Kolya tries to pull Lev up to keep going, but Germans are already coming over the hilltop. With the Germans is a large group of prisoners, some without coats or hats. Markov wants to shoot at these soldiers, who are just infantry, but Vika counsels that Abendroth travels with this company and must be close. Lev thinks of Zoya as Vika suggests they mix in with the prisoners, saying that the prisoners have already been searched for weapons so their pistols will make it through. She hides her rifle and instructs Markov to do the same. Kolya seems pleased with the idea. Markov is decidedly not excited about it.
Vika is logical in a similar way that Kolya is, which makes it understandable that Kolya is entirely willing to go along with her plan. We see also how dedicated she is to finding and killing Abendroth.

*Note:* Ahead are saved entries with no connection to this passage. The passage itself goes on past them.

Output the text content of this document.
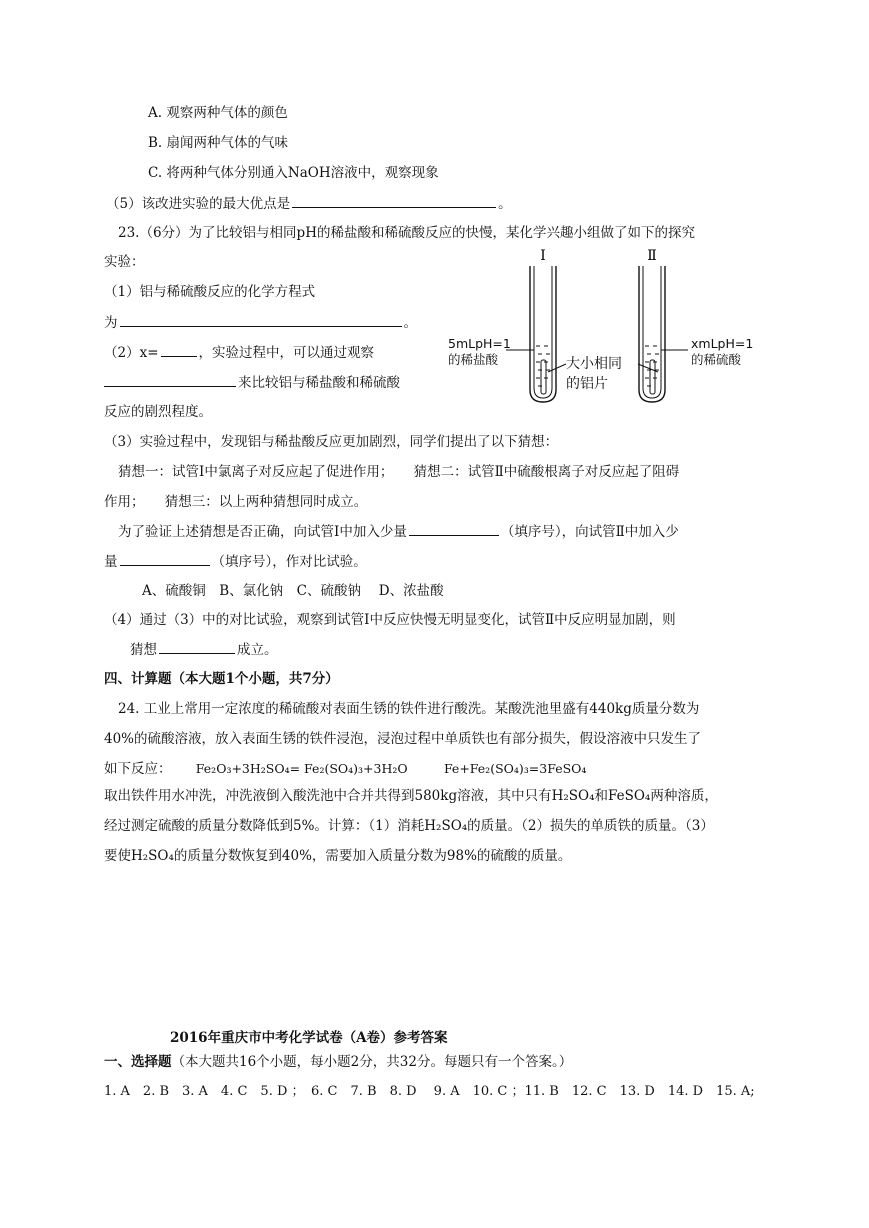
A. 观察两种气体的颜色
B. 扇闻两种气体的气味
C. 将两种气体分别通入NaOH溶液中，观察现象
（5）该改进实验的最大优点是	。
23.（6分）为了比较铝与相同pH的稀盐酸和稀硫酸反应的快慢，某化学兴趣小组做了如下的探究
实验：
（1）铝与稀硫酸反应的化学方程式
为	。
（2）x=	，实验过程中，可以通过观察
来比较铝与稀盐酸和稀硫酸
反应的剧烈程度。
I	Ⅱ
5mLpH=1
的稀盐酸	大小相同
的铝片
xmLpH=1
的稀硫酸
（3）实验过程中，发现铝与稀盐酸反应更加剧烈，同学们提出了以下猜想：
猜想一：试管Ⅰ中氯离子对反应起了促进作用；　　猜想二：试管Ⅱ中硫酸根离子对反应起了阻碍
作用；　　猜想三：以上两种猜想同时成立。
为了验证上述猜想是否正确，向试管Ⅰ中加入少量	（填序号），向试管Ⅱ中加入少
量	（填序号），作对比试验。
A、硫酸铜　B、氯化钠　C、硫酸钠　 D、浓盐酸
（4）通过（3）中的对比试验，观察到试管Ⅰ中反应快慢无明显变化，试管Ⅱ中反应明显加剧，则
猜想	成立。
四、计算题（本大题1个小题，共7分）
24. 工业上常用一定浓度的稀硫酸对表面生锈的铁件进行酸洗。某酸洗池里盛有440kg质量分数为
40%的硫酸溶液，放入表面生锈的铁件浸泡，浸泡过程中单质铁也有部分损失，假设溶液中只发生了
如下反应： Fe₂O₃+3H₂SO₄= Fe₂(SO₄)₃+3H₂O	Fe+Fe₂(SO₄)₃=3FeSO₄
取出铁件用水冲洗，冲洗液倒入酸洗池中合并共得到580kg溶液，其中只有H₂SO₄和FeSO₄两种溶质，
经过测定硫酸的质量分数降低到5%。计算：（1）消耗H₂SO₄的质量。（2）损失的单质铁的质量。（3）
要使H₂SO₄的质量分数恢复到40%，需要加入质量分数为98%的硫酸的质量。
2016年重庆市中考化学试卷（A卷）参考答案
一、选择题（本大题共16个小题，每小题2分，共32分。每题只有一个答案。）
1. A　2. B　3. A　4. C　5. D ；　6. C　7. B　8. D　 9. A　10. C ；11. B　12. C　13. D　14. D　15. A;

She's willing to risk her life and the life of her current companions in order to find Abendroth, and is willing to give up her rifle as well. She is clearly much more experienced, capable, and focused than either Lev or Kolya.
Markov finally agrees, hides his rifle, and pulls a grenade out of a pouch. They wait until the prisoners have started passing their tree and Markov throws the grenade over the group, where it explodes, attracting attention to the far side of the group. In the confusion, Markov, Vika, Lev, and Kolya walk out and join the prisoners, who seem unsurprised and defeated.
The reader is asked to consider how beaten down and detached from reality these prisoners must be in order to simply accept new prisoners joining their ranks out of the trees as a normal occurrence.
All the prisoners are male. Two are Red Army and walk only in socks, their boots likely confiscated by the Germans. The Germans seem relatively calm about the explosion, and Kolya translates that they think it was a land mine. The Germans signal to continue, but then one of the prisoners shouts, pointing to Markov, saying that Markov is a partisan. A German translator steps in, but the prisoner continues to berate Markov. Markov pulls a pistol on the prisoner, but the Germans are faster and shoot him first.
We learn here that Kolya speaks German, which gives our protagonists an advantage now that they're prisoners of Germans. The reader is certainly asked to wonder what the prisoner who accuses Markov possibly has to gain from outing him, as there's plenty of evidence to support that this man won't be rewarded for doing so.
The company resumes its march with six Russian prisoners walking in front, serving as minesweepers. Nobody walks next to the man who accused Markov. Lev, Kolya, and Vika walk together, talking quietly. Kolya glares at the prisoner and discusses killing him, but Vika declares that he doesn't matter. Kolya affectionately says that Lev plays great chess, and the three argue about their relative importance to each other. Kolya ends by declaring he's especially important since he's writing a great novel.
The man who accused Markov is now a marked man and seen as a traitor, and it's unclear what will happen to him now that he doesn't have the group support of his fellow prisoners. It becomes apparent here how much importance Kolya places on writing and authors, as his declaration that he's more important because of his writing places him above other soldiers or prisoners.
The procession slows as one of the Russian prisoners without boots gives up on walking. He raises a hand in a mock Nazi salute, and Lev looks away.
Even though this man dies at the hands of Nazis, he still finds agency and defiance by deciding on the time of his death.